Is it a good idea to read multiple files at the same time?

One of our company's server has 32 CPUs, and we have 1000+ very large files to be processed. I'm not sure if it is a good idea to read 32 files at the same time so all cores can perform independent calculations at the same time too. Could anyone briefly explain how hard disk works? If I read 32 files at the same time, would that slow down the reading speed? Thanks!


The hard disk is traditionally a mechanical data storage device. I'm assuming the server uses mechanical ones, and not the newer SSD type of hard disks, which have no moving parts. I'm also assuming with this much data and processing power, that more than one hard disk is being used simultaneously (RAID or NAS.) These details can affect the performance significantly, and could render much of the following as inaccurate.

Hard disks, being mechanical devices, have a spinning disc (platter) inside like an old-fashioned record player or CD. It is coated with a magnetic material that can record and playback tiny magnetic pulses, much like audio tape. A positionable "read-write" head flies right above the surface of each disk, usually in tandem on both sides of it, ready to move across the surface to locate, read, and write these magnetic pulses. Both the spinning, and movement, take time. The more "work" a disk is given to do, the longer it takes to finish, simply because it has to physically locate more microscopic areas on the surface of the disk(s).

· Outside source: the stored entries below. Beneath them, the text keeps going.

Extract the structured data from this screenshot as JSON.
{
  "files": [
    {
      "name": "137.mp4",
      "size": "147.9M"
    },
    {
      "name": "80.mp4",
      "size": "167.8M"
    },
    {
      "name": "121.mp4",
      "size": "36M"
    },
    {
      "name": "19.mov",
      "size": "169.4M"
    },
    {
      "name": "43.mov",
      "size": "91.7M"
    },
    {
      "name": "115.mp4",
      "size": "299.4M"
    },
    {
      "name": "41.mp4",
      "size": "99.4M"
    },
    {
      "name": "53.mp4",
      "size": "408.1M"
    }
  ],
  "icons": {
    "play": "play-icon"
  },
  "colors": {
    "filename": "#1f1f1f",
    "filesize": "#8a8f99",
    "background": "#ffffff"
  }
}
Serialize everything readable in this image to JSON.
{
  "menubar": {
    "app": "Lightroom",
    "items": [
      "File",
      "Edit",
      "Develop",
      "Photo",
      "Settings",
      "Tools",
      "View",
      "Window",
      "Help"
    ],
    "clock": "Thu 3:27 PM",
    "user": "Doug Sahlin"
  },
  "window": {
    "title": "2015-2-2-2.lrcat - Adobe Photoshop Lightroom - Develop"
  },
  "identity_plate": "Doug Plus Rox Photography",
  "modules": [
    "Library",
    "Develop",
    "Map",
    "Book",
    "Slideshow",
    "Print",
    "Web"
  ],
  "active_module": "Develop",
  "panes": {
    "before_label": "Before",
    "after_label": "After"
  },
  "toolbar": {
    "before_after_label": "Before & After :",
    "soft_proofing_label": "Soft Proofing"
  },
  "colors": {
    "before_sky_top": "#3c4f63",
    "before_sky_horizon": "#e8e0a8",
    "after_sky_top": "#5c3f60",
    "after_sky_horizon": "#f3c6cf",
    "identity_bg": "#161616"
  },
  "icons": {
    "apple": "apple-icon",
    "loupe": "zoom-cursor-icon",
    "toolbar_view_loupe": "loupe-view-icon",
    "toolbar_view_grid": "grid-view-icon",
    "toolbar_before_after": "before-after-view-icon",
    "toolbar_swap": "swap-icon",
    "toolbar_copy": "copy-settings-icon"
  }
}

That said, imagine your boss wants all employees to read all 29 volumes of the Encyclopedia Brittanica and give a summary. Each volume is stored on one hard disk, so there are 29 hard disks. There are two ways in which the whole thing can be read:

  1. Pickup the 1st volume, and have employees take turns reading one page at a time until this volume is finished. Repeat until all volumes are finished. The boss collects and re-orders all of the pages as they are processed, one volume at a time.
  2. Employees pick up all 29 volumes at the same time, and try reading pages at essentially random (the net effect) until all volumes are finished. The boss collects and re-orders all pages from 29 random volumes as they are processed...

Option #1 seems "antiquated", however one important thing about this method is that the other 28 disks are not being used at all. Only one is. Hard disks are far better at reading data sequentially than randomly. This is because sequential reading avoids the delays caused by the read-write heads seeking back and forth.

Option #2 would work, and sounds reasonable, but it isn't ideal for two reasons: a) almost no sequential reading, and b) all of the disks are in use. This uses more power and puts a bigger demand on the server to run all of those disks concurrently. It would end up taking much longer this way.

So yes, if you try to process 32 huge files simultaneously, then that is going to place a tremendous load on the disks, and they will probably slow to a crawl. It is more complicated, but likely a better solution, to have the 32 cores "take turns" with one of those huge files at a time until they are all processed. (By "take turns" I mean break it up into smaller, more manageable chunks.) Again, the goal is to make the disks read as sequentially as possible, and avoid random seeking-back-and-forth.

Software to accomplish this must be multi-threaded, meaning that just one program is started by the user, but it creates 31 new "worker threads" for the other CPU cores. The main program starts reading data, sequentially, and splits this incoming data off into chunks for the other threads (cores) to process. Those all then "take turns" crunching small pieces of the whole data file, until it is completely processed.